Community hospital model sensitivity was 96.8 percent, specificity was 47.1 percent compared with manual review

By Elana Gotkine HealthDay Reporter

MONDAY, July 8, 2024 (HealthDay News) — A natural language processing-assisted review is feasible for surveillance of health care-associated violence (HAV) episodes, according to a study published online July 8 in Pediatrics.

Mark Waltzman, M.D., from Boston Children’s Hospital, and colleagues examined the feasibility of using nursing notes to identify underreported HAV episodes by extracting notes across inpatient units at two hospitals for 2019. A workflow for narrative data processing using a natural language processing-assisted manual review process was performed by a nurse and a physician. The models were trained on a pediatric tertiary care center and validated on data from a community hospital. To assess reporting completeness of new cases, these methods were applied to real-time data for 2022.

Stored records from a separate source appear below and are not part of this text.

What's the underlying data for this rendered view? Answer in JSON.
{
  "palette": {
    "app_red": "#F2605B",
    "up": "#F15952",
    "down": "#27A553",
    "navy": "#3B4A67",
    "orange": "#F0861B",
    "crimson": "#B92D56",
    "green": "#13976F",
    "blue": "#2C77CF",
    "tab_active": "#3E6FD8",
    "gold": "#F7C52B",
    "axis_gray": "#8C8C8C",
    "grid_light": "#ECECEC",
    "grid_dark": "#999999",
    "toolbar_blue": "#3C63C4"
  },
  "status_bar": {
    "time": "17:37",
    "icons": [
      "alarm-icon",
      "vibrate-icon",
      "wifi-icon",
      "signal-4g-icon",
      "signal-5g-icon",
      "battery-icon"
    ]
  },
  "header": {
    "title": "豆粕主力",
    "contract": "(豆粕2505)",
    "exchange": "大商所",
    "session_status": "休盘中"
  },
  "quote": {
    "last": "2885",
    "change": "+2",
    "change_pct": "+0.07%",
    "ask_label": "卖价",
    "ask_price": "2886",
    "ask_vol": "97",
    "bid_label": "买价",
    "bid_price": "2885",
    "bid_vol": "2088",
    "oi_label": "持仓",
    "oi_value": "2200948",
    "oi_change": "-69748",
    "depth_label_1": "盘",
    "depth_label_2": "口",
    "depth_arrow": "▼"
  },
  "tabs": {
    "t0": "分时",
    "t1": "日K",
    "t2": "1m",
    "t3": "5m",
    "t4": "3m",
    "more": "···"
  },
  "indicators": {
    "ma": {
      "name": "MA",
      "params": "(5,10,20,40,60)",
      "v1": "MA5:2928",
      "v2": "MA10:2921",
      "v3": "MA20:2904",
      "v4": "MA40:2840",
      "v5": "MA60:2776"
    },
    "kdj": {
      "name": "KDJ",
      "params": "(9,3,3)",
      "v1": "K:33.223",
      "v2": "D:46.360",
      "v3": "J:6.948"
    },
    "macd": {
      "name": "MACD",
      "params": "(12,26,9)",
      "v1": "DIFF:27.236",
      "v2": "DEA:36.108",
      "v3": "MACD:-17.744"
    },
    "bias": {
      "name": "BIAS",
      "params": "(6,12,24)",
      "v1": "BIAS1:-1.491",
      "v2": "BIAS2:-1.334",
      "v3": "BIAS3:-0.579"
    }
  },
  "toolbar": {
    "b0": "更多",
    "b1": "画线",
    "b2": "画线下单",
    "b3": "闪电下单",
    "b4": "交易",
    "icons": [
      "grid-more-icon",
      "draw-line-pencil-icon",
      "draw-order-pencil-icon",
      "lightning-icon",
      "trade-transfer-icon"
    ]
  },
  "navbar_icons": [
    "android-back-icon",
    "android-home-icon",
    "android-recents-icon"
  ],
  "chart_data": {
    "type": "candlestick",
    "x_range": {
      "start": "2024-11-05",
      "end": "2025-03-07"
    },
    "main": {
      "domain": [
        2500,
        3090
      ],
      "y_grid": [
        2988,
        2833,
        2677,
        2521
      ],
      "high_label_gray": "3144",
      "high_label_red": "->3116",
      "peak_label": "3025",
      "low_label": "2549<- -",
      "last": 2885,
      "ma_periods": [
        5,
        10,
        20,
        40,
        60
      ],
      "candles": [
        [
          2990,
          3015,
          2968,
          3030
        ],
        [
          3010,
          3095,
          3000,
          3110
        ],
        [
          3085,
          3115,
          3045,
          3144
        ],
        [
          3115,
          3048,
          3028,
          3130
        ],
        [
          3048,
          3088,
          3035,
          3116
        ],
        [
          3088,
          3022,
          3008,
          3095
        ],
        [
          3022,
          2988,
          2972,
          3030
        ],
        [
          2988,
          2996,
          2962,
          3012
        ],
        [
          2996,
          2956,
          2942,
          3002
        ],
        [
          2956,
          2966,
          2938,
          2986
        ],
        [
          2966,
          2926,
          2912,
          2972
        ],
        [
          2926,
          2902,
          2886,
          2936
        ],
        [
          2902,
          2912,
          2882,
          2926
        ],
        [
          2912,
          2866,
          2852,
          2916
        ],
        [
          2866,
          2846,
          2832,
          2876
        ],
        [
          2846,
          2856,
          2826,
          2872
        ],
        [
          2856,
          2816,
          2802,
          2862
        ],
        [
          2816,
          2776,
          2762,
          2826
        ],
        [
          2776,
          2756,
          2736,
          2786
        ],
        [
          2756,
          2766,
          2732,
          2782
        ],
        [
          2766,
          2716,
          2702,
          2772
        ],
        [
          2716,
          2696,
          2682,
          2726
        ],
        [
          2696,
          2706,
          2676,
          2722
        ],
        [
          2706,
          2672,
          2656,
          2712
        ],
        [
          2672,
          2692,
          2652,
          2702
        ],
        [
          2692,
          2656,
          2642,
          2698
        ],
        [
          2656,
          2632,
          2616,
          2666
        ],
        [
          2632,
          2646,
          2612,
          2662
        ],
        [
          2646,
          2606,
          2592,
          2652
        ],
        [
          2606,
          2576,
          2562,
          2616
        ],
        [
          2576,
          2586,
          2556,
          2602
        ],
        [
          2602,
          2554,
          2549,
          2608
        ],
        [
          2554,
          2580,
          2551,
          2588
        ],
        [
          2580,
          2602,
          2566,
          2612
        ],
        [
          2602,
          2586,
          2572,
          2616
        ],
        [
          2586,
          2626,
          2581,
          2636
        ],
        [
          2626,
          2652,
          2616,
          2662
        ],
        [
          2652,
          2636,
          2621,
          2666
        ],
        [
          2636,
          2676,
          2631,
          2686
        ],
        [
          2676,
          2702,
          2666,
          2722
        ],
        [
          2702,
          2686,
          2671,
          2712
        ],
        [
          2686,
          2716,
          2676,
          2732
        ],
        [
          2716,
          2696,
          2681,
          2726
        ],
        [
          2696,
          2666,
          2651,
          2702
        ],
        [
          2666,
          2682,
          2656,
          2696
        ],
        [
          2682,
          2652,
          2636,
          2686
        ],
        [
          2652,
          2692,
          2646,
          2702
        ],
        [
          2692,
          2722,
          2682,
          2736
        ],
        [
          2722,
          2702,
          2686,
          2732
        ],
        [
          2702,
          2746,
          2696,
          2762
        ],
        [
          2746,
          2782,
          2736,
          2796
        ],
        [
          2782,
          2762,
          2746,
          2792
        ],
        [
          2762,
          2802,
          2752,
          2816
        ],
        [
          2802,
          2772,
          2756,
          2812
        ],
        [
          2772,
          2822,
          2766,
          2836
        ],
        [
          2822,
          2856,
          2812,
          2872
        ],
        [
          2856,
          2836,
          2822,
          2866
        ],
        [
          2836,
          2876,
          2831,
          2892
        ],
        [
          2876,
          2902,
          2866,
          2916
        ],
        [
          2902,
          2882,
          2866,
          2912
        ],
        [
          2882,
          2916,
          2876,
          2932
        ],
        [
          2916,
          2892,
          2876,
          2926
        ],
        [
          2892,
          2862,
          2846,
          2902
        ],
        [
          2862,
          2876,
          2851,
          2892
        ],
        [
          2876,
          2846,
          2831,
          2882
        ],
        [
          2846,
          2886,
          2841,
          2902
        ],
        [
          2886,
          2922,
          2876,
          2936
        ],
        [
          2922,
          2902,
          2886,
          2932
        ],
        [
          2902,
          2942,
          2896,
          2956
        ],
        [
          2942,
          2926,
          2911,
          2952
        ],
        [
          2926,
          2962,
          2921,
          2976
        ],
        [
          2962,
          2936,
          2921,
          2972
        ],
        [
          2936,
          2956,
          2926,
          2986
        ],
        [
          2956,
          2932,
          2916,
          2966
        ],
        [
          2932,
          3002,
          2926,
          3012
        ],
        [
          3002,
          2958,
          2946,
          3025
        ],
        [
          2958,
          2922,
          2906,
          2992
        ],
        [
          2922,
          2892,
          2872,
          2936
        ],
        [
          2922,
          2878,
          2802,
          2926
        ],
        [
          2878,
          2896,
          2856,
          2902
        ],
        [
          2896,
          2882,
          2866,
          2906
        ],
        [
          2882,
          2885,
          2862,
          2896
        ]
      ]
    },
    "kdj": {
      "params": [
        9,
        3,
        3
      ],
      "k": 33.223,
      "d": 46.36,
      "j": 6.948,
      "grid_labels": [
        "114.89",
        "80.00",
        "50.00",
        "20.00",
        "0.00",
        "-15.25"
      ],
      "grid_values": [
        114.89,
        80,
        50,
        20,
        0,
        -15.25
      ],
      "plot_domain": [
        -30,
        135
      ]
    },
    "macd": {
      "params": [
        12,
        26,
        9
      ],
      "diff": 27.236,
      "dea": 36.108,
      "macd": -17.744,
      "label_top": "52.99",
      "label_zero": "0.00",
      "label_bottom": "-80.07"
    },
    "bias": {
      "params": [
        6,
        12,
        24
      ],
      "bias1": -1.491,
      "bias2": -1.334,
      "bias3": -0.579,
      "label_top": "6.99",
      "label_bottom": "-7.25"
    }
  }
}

A total of 70,981 notes from the tertiary care center were used for model building, and 19,332 notes from the community hospital were used for external validation. The researchers found that compared with manual review, the final community hospital model sensitivity and specificity were 96.8 and 47.1 percent, respectively. Thirty-one HAV episodes were identified in July to December 2022, 26 of which were reportable in accordance with the internal criteria of the hospital. Seven of these 26 cases were self-reported by employees, all of which were identified by the surveillance process.

“Our findings suggest that nurses are documenting elements they feel are pertinent to safe care, yet these events remain underreported in the existing safety infrastructure, similar to under-reporting of patient safety events and medical errors,” the authors write.